I always inform patients that once they receive the medication, they are going to contact me or the primary team to let them know they received it. That way we can set up every-2-week laboratory checks in what we call fast track and review, which is run by the advanced practice provider group in our leukemia department. We also suggest the shingles vaccine for the patients, and sometimes we initiate prophylactic valacyclovir [Valtrex].
Bose: For patients who declined transplant, would you reevaluate and discuss this with the patient?
Komrokji: That is an important question. I tell patients that if they are eligible for a transplant, it’s a matter of the optimal timing of the transplant rather than whether they need a transplant. The only curative option we have for these patients is transplant, and we are always trying to weigh the benefit and the risk. For instance, “Do I have enough risk of the disease to justify the transplant-related mortality and morbidity at this point of the disease?”
For patients at higher risk, this is justifiable early on.
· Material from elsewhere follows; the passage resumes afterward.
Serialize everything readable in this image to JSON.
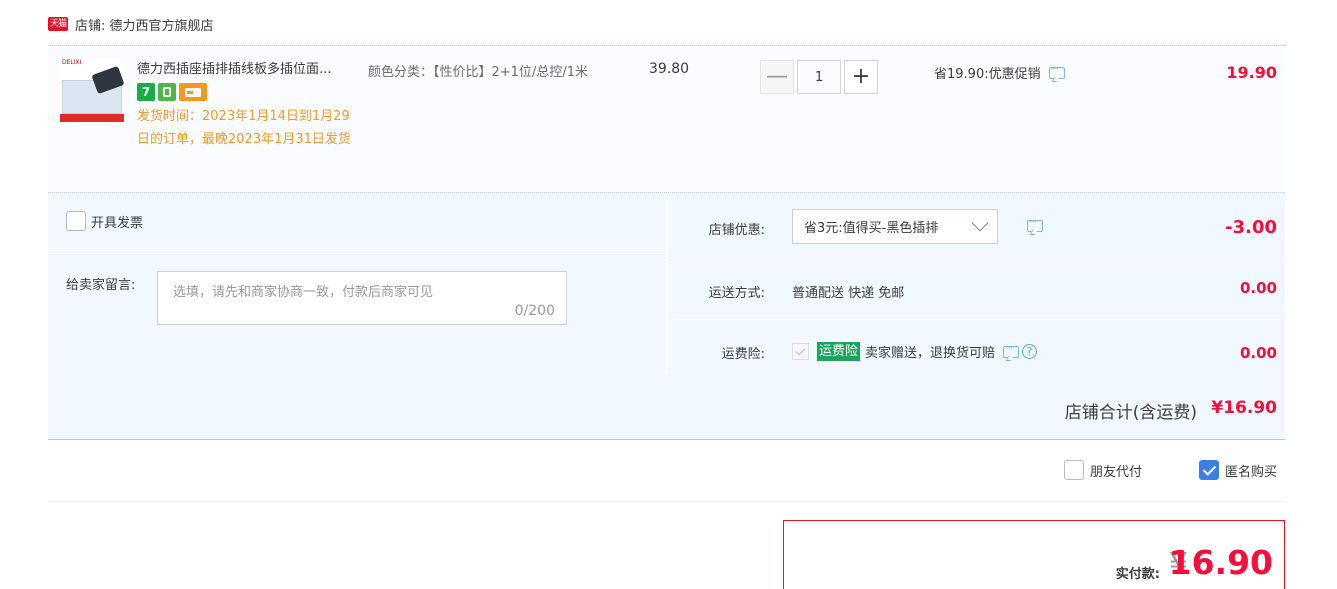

Sometimes, if I’m not sure, such as with intermediate risk, then I tell the patients, let us observe the disease kinetics over the coming year and how the disease is going to progress.
If someone has progressed, it depends on the pattern of progress. For instance, if a patient is going into an accelerated phase such as MPN or adrenomyeloneuropathy, this becomes a more difficult situation for transplant. The patient must understand that the outcomes are going to be inferior. However, if the pattern of progression is failure of response to therapy, such as the cytopenia getting worse, this is partly salvageable, and you can revisit the option of the transplant and proceed with it.
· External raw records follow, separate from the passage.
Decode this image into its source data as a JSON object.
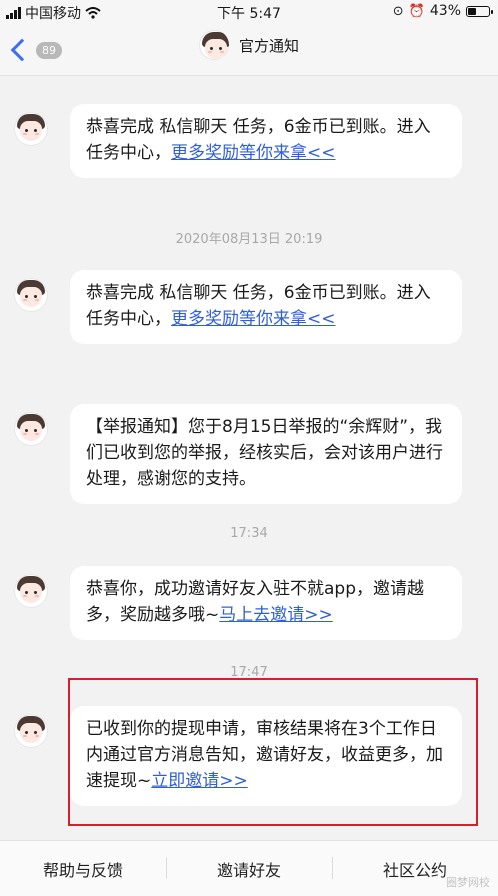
{
  "status_bar": {
    "carrier": "中国移动",
    "time": "下午 5:47",
    "battery": "43%",
    "battery_level": 0.43
  },
  "nav": {
    "back_count": "89",
    "title": "官方通知"
  },
  "messages": [
    {
      "prefix": "恭喜完成 私信聊天 任务，6金币已到账。进入任务中心，",
      "link": "更多奖励等你来拿<<"
    },
    {
      "prefix": "恭喜完成 私信聊天 任务，6金币已到账。进入任务中心，",
      "link": "更多奖励等你来拿<<"
    },
    {
      "prefix": "【举报通知】您于8月15日举报的“余辉财”，我们已收到您的举报，经核实后，会对该用户进行处理，感谢您的支持。",
      "link": ""
    },
    {
      "prefix": "恭喜你，成功邀请好友入驻不就app，邀请越多，奖励越多哦~",
      "link": "马上去邀请>>"
    },
    {
      "prefix": "已收到你的提现申请，审核结果将在3个工作日内通过官方消息告知，邀请好友，收益更多，加速提现~",
      "link": "立即邀请>>"
    }
  ],
  "timestamps": [
    "2020年08月13日 20:19",
    "17:34",
    "17:47"
  ],
  "tabs": [
    "帮助与反馈",
    "邀请好友",
    "社区公约"
  ],
  "watermark": "圈梦网校",
  "colors": {
    "link": "#2f5fd8",
    "highlight": "#d81e2a",
    "back": "#3b6ef5"
  }
}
Harrison: Often, patients will not tell me the reason why they will not have one, but they might tell another member of the team. Sometimes, it is about sitting down with a patient and talking to them about [the] prognosis. With these prognostic scores, like the MIPS score or the predicted blood score, you can give patients a picture of what will likely happen over time.
There is plenty of time to have a discussion with this patient because she seems to have indolent disease. The only drawback is that she is a bit older, and her hemoglobin is borderline. However, the spleen is not massive, palpable but not enormous. I would rather take a patient to transplant at the peak of their first response than wait for them to have lost that response or to progress to [an] accelerated phase.